Women World Cup: Falcons coach confident of team's chances vs Swedish team
Little more than a day before Winnipeg's first FIFA Women's World Cup match kicks off, Team Nigeria's coach insisted his team knows little about who they'll face on the pitch.
Maybe it was a joke, but if it was, Edwin Okon was sticking to it, as he met the media in the stadium's basement press conference bunker on Sunday afternoon. On Monday, they'll open their World Cup – and Winnipeg's – by squaring off in a 3 p.m. match against Sweden, the opening tilt of a double-header that wraps up when Australia takes on the titan United States.
The Swedish team had delivered their pre-match media duties earlier, before hitting the field to train for Monday afternoon's match. Then, Team Sweden coach Pia Sundhage said she'd had trouble scraping up film on the 33rd ranked Nigerian team, who most observers position as a long shot to make it out of Group D – but no worries, Sundhage added, they had a lot of confidence in their scouting team.
So an hour later, when it was Team Nigeria's turn to face the cameras, a reporter with Swedish newspaper Aftonbladet figured he'd put a similar question to Okon. “Can you tell me about the Swedish team, what you know about them?” Kristoffer Bergstrom asked.
“I know nothing about the Swedish,” the head coach replied.
“Yes… nothing,” Okon insisted, as media from around the world issued up a curious giggle.
But though a puzzled Bergstrom replied that he didn't believe it, both the coach and Super Falcons captain Evelyn Nwabuoku stuck to their guns: they don't know anything about fifth-ranked Sweden, nuh-uh, and that's just part of their plan. “Sweden has been in successful in the past, but that's got nothing to do with the present,” Nwabuoku said, a minute later. “With due respect to them, for all they have achieved, I think football is supposed to be played on the field. And that's what we'll do tomorrow.”
Well, this much is for sure: the world is in Winnipeg, now, and the whole Women's World Cup vision here is starting to feel real.

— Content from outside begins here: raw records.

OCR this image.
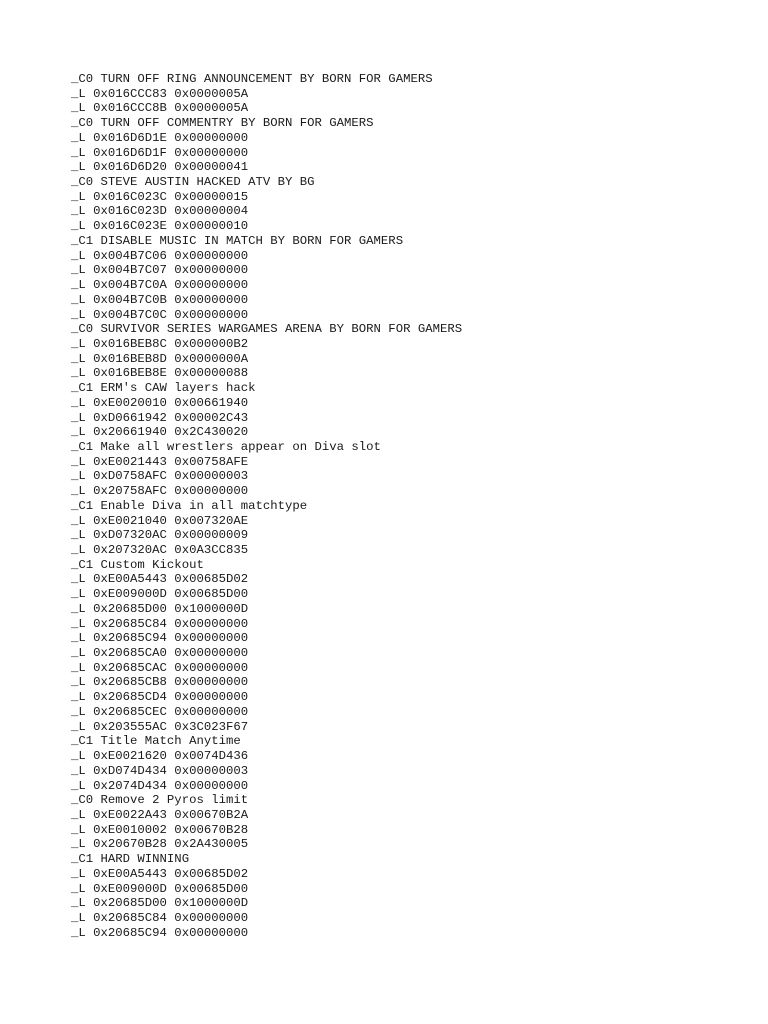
_C0 TURN OFF RING ANNOUNCEMENT BY BORN FOR GAMERS
_L 0x016CCC83 0x0000005A
_L 0x016CCC8B 0x0000005A
_C0 TURN OFF COMMENTRY BY BORN FOR GAMERS
_L 0x016D6D1E 0x00000000
_L 0x016D6D1F 0x00000000
_L 0x016D6D20 0x00000041
_C0 STEVE AUSTIN HACKED ATV BY BG
_L 0x016C023C 0x00000015
_L 0x016C023D 0x00000004
_L 0x016C023E 0x00000010
_C1 DISABLE MUSIC IN MATCH BY BORN FOR GAMERS
_L 0x004B7C06 0x00000000
_L 0x004B7C07 0x00000000
_L 0x004B7C0A 0x00000000
_L 0x004B7C0B 0x00000000
_L 0x004B7C0C 0x00000000
_C0 SURVIVOR SERIES WARGAMES ARENA BY BORN FOR GAMERS
_L 0x016BEB8C 0x000000B2
_L 0x016BEB8D 0x0000000A
_L 0x016BEB8E 0x00000088
_C1 ERM's CAW layers hack
_L 0xE0020010 0x00661940
_L 0xD0661942 0x00002C43
_L 0x20661940 0x2C430020
_C1 Make all wrestlers appear on Diva slot
_L 0xE0021443 0x00758AFE
_L 0xD0758AFC 0x00000003
_L 0x20758AFC 0x00000000
_C1 Enable Diva in all matchtype
_L 0xE0021040 0x007320AE
_L 0xD07320AC 0x00000009
_L 0x207320AC 0x0A3CC835
_C1 Custom Kickout
_L 0xE00A5443 0x00685D02
_L 0xE009000D 0x00685D00
_L 0x20685D00 0x1000000D
_L 0x20685C84 0x00000000
_L 0x20685C94 0x00000000
_L 0x20685CA0 0x00000000
_L 0x20685CAC 0x00000000
_L 0x20685CB8 0x00000000
_L 0x20685CD4 0x00000000
_L 0x20685CEC 0x00000000
_L 0x203555AC 0x3C023F67
_C1 Title Match Anytime
_L 0xE0021620 0x0074D436
_L 0xD074D434 0x00000003
_L 0x2074D434 0x00000000
_C0 Remove 2 Pyros limit
_L 0xE0022A43 0x00670B2A
_L 0xE0010002 0x00670B28
_L 0x20670B28 0x2A430005
_C1 HARD WINNING
_L 0xE00A5443 0x00685D02
_L 0xE009000D 0x00685D00
_L 0x20685D00 0x1000000D
_L 0x20685C84 0x00000000
_L 0x20685C94 0x00000000
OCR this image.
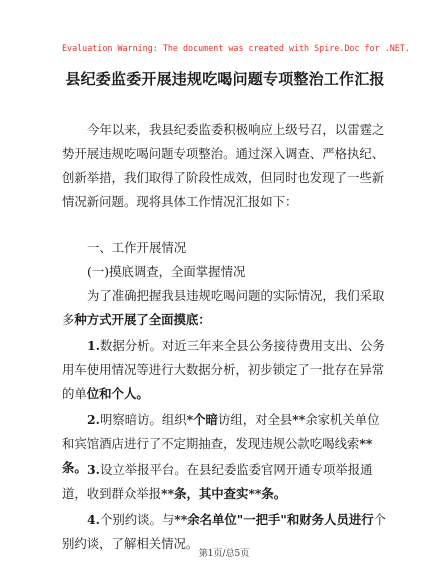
Evaluation Warning: The document was created with Spire.Doc for .NET.
县纪委监委开展违规吃喝问题专项整治工作汇报

今年以来，我县纪委监委积极响应上级号召，以雷霆之势开展违规吃喝问题专项整治。通过深入调查、严格执纪、创新举措，我们取得了阶段性成效，但同时也发现了一些新情况新问题。现将具体工作情况汇报如下：

一、工作开展情况

(一)摸底调查，全面掌握情况

为了准确把握我县违规吃喝问题的实际情况，我们采取多种方式开展了全面摸底：

1.数据分析。对近三年来全县公务接待费用支出、公务用车使用情况等进行大数据分析，初步锁定了一批存在异常的单位和个人。

2.明察暗访。组织*个暗访组，对全县**余家机关单位和宾馆酒店进行了不定期抽查，发现违规公款吃喝线索**条。 3.设立举报平台。在县纪委监委官网开通专项举报通道，收到群众举报**条，其中查实**条。

4.个别约谈。与**余名单位"一把手"和财务人员进行个别约谈，了解相关情况。

第1页/总5页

On Sunday, media from around the world buzzed around the stadium hallways, flashing accreditation from outlets from Japan to England. Questions echoed in a symphony of accents, including from a Fox Sports crew with slick American TV diction; languages intermingled in the halls. It's time.
Meanwhile, for Swedish coach Sundhage, what happens on Monday is more than just their first game of the tournament. It will also mark the first time that Sundhage, a 55-year-old legend and Swedish hall of famer, will coach under her own country's flag at a Women's World Cup. “That is something special,” agreed Sundhage, who previously coached the American squad. “I'm really proud of the fact that I have two Swedish players next to me. Hopefully we can put the team together, and play some really great football.”